Diez minutos después, Ariosto acababa de despedirse de Sandra, con la que se había comprometido a intercambiar información al final de la tarde. La periodista iba a localizar la casa, y mañana hablarían con Galán para coordinar una visita conjunta. Esperaba superar las previsibles reticencias del policía. Sonó el timbre de su móvil. Era Pedro Hernández.

—¿Ariosto? ¿Sabe usted qué era el documento que me ha enviado? —Hernández hablaba presa de una extraordinaria agitación—. ¡Es una copia de la famosa carta del 23 de abril de 1751 del legajo del Archivo! La que provocó la respuesta de Constanza, la hermana del marqués, y que vimos en casa de Adela. Es justo el documento que necesitábamos para aclarar los sucesos de aquel año. ¿De dónde diablos la ha sacado?

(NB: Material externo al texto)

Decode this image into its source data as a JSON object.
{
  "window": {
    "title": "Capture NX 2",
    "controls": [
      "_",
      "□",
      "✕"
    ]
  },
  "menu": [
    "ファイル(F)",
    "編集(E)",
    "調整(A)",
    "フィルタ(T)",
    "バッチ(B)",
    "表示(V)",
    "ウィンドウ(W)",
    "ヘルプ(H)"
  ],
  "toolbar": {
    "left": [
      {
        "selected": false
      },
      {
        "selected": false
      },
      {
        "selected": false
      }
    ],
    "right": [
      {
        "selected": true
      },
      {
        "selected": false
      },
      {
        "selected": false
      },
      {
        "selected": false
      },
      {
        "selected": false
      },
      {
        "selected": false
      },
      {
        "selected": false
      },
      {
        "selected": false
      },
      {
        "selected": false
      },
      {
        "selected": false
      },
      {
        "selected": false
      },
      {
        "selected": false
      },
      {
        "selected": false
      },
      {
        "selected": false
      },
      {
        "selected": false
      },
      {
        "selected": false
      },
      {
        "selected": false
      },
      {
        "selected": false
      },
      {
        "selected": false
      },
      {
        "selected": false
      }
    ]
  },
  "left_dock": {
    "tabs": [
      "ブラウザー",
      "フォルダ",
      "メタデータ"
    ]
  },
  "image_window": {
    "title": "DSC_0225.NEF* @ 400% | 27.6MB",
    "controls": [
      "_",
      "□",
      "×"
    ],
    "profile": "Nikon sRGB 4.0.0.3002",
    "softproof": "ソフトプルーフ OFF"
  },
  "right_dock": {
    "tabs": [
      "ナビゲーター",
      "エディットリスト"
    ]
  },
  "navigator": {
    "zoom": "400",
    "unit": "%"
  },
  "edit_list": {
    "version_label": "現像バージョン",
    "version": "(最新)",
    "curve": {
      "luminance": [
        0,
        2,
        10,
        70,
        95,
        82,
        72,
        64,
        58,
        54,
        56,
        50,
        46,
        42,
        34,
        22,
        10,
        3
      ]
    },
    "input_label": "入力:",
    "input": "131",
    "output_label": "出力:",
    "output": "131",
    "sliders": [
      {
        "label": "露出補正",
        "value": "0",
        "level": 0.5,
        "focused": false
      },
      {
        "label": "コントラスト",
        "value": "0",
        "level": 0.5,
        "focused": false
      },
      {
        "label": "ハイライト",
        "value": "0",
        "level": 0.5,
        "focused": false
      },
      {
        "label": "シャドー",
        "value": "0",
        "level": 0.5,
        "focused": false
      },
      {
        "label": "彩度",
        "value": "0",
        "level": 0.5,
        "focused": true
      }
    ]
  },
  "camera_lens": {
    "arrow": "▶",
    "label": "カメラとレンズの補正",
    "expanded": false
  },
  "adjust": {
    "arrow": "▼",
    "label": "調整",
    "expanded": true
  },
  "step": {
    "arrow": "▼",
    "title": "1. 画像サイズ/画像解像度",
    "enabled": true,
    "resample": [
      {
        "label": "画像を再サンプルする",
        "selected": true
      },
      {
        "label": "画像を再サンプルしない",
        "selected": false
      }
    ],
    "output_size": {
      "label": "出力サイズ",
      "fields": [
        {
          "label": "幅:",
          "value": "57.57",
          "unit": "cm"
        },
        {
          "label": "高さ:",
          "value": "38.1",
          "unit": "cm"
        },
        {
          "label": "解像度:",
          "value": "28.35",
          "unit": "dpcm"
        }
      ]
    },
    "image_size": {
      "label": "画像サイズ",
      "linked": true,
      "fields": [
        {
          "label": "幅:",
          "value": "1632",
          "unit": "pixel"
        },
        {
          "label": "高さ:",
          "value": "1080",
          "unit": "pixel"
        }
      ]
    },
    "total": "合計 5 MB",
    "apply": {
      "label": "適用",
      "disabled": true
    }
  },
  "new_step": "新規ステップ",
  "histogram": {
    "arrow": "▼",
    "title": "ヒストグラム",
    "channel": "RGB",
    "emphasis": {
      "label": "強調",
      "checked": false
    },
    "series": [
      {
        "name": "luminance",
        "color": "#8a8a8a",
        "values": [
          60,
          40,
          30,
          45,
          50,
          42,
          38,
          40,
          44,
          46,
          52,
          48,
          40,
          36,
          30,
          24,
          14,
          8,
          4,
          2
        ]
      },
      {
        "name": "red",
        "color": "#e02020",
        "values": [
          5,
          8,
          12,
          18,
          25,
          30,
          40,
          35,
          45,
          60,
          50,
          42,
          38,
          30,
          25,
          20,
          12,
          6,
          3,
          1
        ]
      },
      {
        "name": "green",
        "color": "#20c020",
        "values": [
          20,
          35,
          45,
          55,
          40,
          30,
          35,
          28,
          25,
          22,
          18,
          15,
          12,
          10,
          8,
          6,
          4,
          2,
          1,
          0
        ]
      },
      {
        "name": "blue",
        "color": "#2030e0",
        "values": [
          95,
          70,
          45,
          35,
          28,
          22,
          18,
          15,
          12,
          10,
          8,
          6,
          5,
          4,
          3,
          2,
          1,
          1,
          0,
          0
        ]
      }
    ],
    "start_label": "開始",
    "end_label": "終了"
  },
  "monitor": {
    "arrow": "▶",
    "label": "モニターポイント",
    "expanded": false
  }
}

—Amigo Pedro, lamento tener que decirle que no puedo revelar la fuente origen del documento —Ariosto trató de no ser demasiado misterioso—. Sólo le diré que ha estado oculta a la vista de los investigadores desde hace muchos años.

—¡Ha encontrado el original recibido por la hermana! —Hernández estaba maravillado—. Seguro que ha sido en Gran Canaria. ¡Ya me contará cómo lo ha hecho!

—Tal vez lo haga algún día, uno no puede revelar siempre sus fuentes. Ya sabe que tengo amistades en todos sitios —Ariosto estaba satisfecho, salía del paso sin mentir a su amigo—. Pero dígame, ¿consiguió leer el contenido?

—¿Leerlo?, ¡Pues claro! —la voz de Hernández pareció indignada—. ¡Hasta lo he transcrito!

—¿Puede hacérmela llegar de alguna manera? —ahora la excitación poseía a Ariosto.

—Por supuesto, como quiera, por e-mail o fax.

—Envíela a mi correo electrónico —Ariosto se resistía a utilizar palabras en inglés cuando hablaba en castellano. A cada uno lo suyo, decía—. Intentaré leerla lo antes posible.

—Se la mando ahora mismo —Ariosto oyó las pulsaciones de Hernández en el teclado del ordenador—. ¿Cuándo nos reunimos para comentarlo?

—Le llamaré después de las cinco. Tengo cosas pendientes de hacer antes de esa hora. Hasta entonces.

Ariosto cortó la comunicación, y pensó en qué lugar podría acceder a un ordenador. La Real Sociedad Económica no abría hasta las cinco. Tal vez pillara a alguien en el Instituto de Estudios Canarios, en la calle Bencomo. Se dirigió allí a toda prisa por La Carrera. Mantuvo brevemente la descarada mirada de uno de los patos de la Catedral al pasar, y llegó a su destino medio minuto después. Afortunadamente, la puerta estaba abierta. Entró por el angosto pasillo, flanqueado de estanterías de cristal, y subió al entresuelo donde se encontraba la oficina. La administrativa estaba esperando un fax importante y se había quedado allí, a pesar de haber finalizado su horario habitual. Como la conocía de otras ocasiones, le pidió permiso para usar uno de los ordenadores y entró en su correo. Localizó el mensaje de Hernández, abrió el documento anexo y el editor de textos ocupó toda la pantalla.

Querida hermana:

No sé cómo tengo fuerzas para escribir esta carta. Hoy es el día más infeliz de mi vida. Todos mis temores se han confirmado cuando he bajado esta tarde a la cava, siguiendo los pasos de Francisco María. He descubierto su secreto, y él me sorprendió haciéndolo. Tuve que utilizar la espada en defensa propia. Espero que Dios, en su misericordia, sea capaz de perdonarme algún día. Lo que más lamento es que mi hijo nunca alcanzará la salvación. Lo que había en aquella cripta se lo impedirá por siempre jamás. Toda aquella gente no podrá descansar en tierra sagrada, porque me siento incapaz de hacerlo trascender:

No acierto a comprender la perniciosa influencia que la reliquia del oro de San Telmo ha tenido sobre Francisco María. Desde que la encontró entre los papeles del abuelo en un malhadado día, su vida cambió a peor. Se cebó en él una progresiva decadencia mental y una degeneración en sus costumbres que le ha llevado a este trágico desenlace. Más parece cosa de demonios que reliquia de santo. Y ese maldito empecinamiento en llevarla consigo. He decidido que le acompañe en su paso a mejor vida. Los que seguimos en este mundo cruel estaremos en mayor seguro.

Tu hermano Hernando, que te quiere.

En la ciudad de San Cristóbal, a 23 días del mes de abril de 1751.